Card Break Down – Start Here
All the units in the game also come with a stat card to help you keep track. The foot is their move speed. Their attack is a sword which is melee (some units have an arrow to represent a ranged attack). They do damage on a 4+ per die roll. And the 3 numbers after that determine how many dice they get to roll. The first number (starting left to right) is how many ranks they have left. So with a full 3 ranks, they roll 6 dice. At 2 ranks, they roll 5 dice. And a single rank they roll 3 dice. They have a 3+ armor value and a 7+ morale value.
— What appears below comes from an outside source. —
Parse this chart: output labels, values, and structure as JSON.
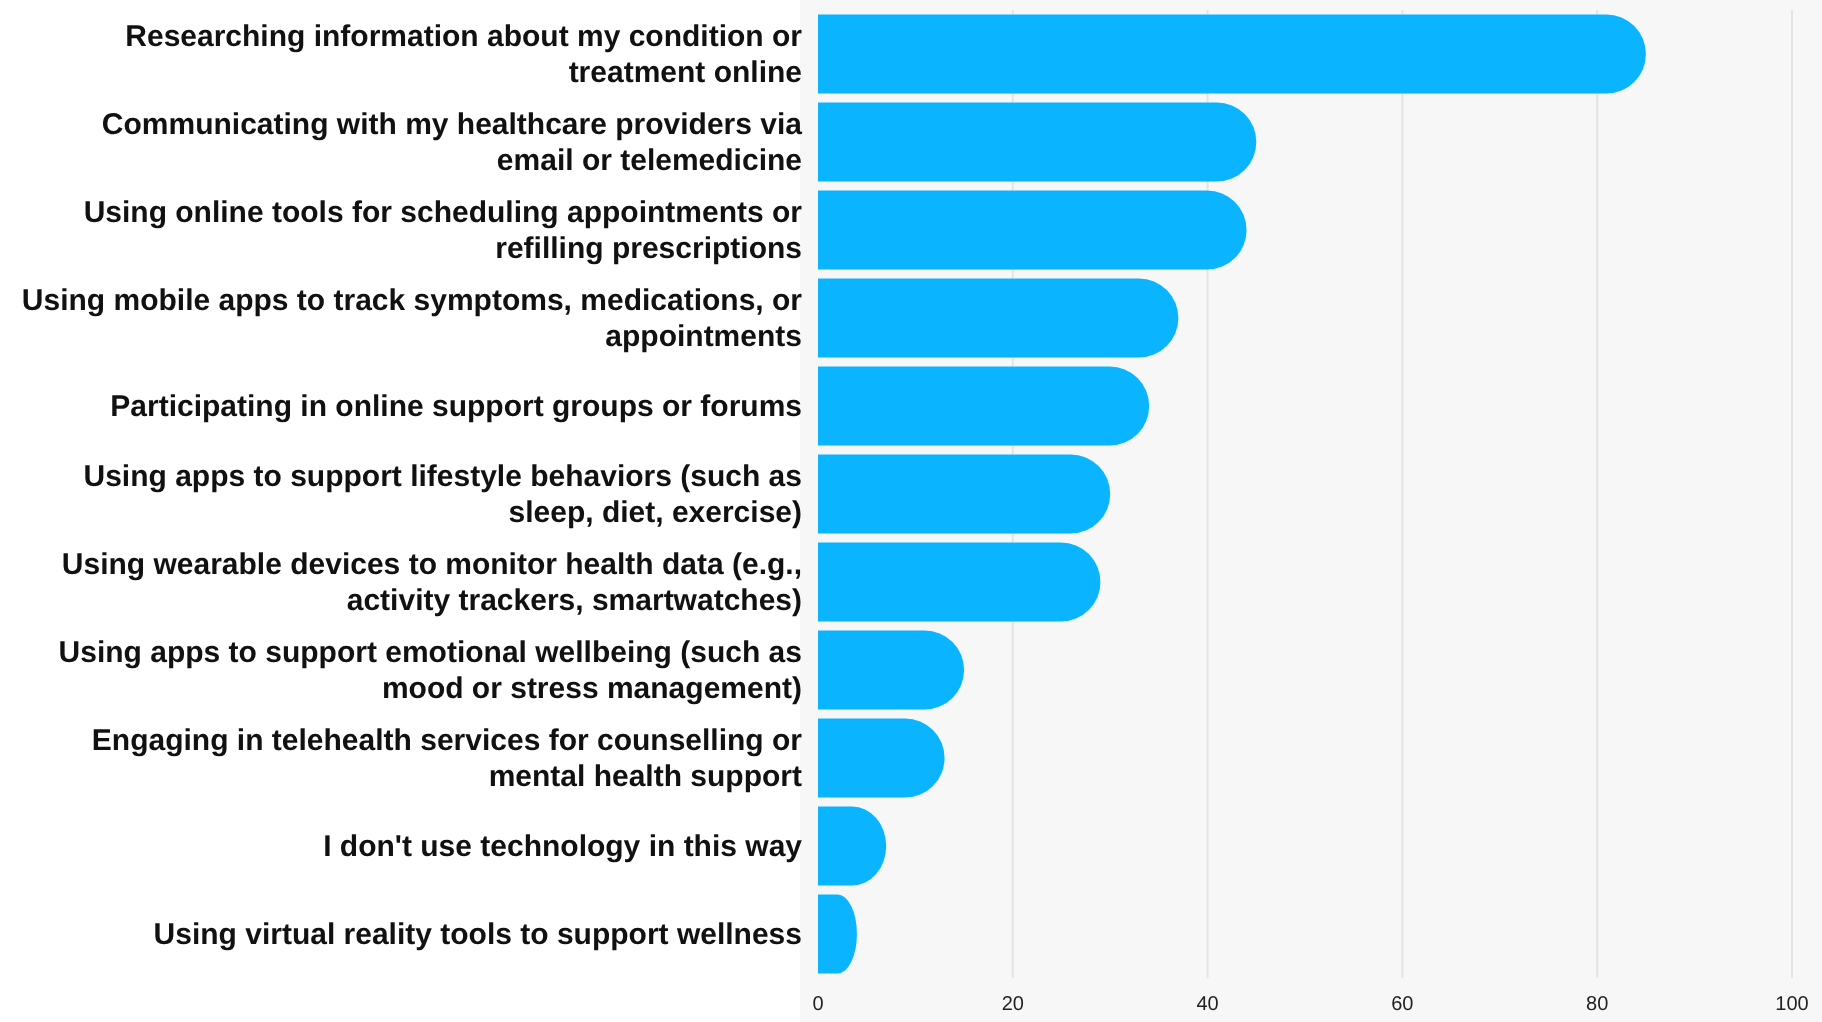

Morale damage is pretty interesting. It’s a test of 2D6 and you need to meet or beat that value to pass. The most common Morale test is a Panic test. Every time a unit is attacked they have to make a Panic Test. For each point you fail by, a model in that unit is removed. The most you can ever lose is their Morale value however! So even with a -7, if I roll two 1s, I still only lose 7 models. Other types of Morale tests can cause units to attack themselves, or cause them to ignore abilities.
The Tactics Board
The Tactics Board is actually one of my favorite parts of this game and is a really unique mechanic. Your army can include non-combat units in the game. These units are set aside and are used with the Tactics Board. When you active one of these units you place them on the board an resolve the corresponding effect. The effects represent the “off table” machinations and political factors happening “above the table” so to speak. It adds a ton to the game thematically when Cersei Lannister forces a unit to make a Panic Test because she’s basically threatened their families. Or when a unit gets inspired by Sansa to fight harder in the battle.
Most armies and leaders tend to favor certain parts of the Tactics Board. The Lannisters abilities can really compound the effects of the Crown and Treasure section where as the Starks favor the combat and mobility options. Knowing this there is actually a lot of counter-play involved. None of the spots on the board are BAD to control – but it really depends on how the game is shaping up.
We’ll be covering the game in a lot more detail later next week and we’ll be highlighting the different Leaders and how attachments work. I’m really looking forward to A Song of Ice & Fire Tabletop Miniatures Game. It’s pretty easy to jump into and start playing; The mechanics are simple and clean – dare I say elegant. The bad news is that it’s not officially out until April. The good news is you can still jump in with a Late Pledge on their Kickstarter page.
Are you excited about this new Miniatures Game? I’m looking forward to taking an army to battle! Is it April yet?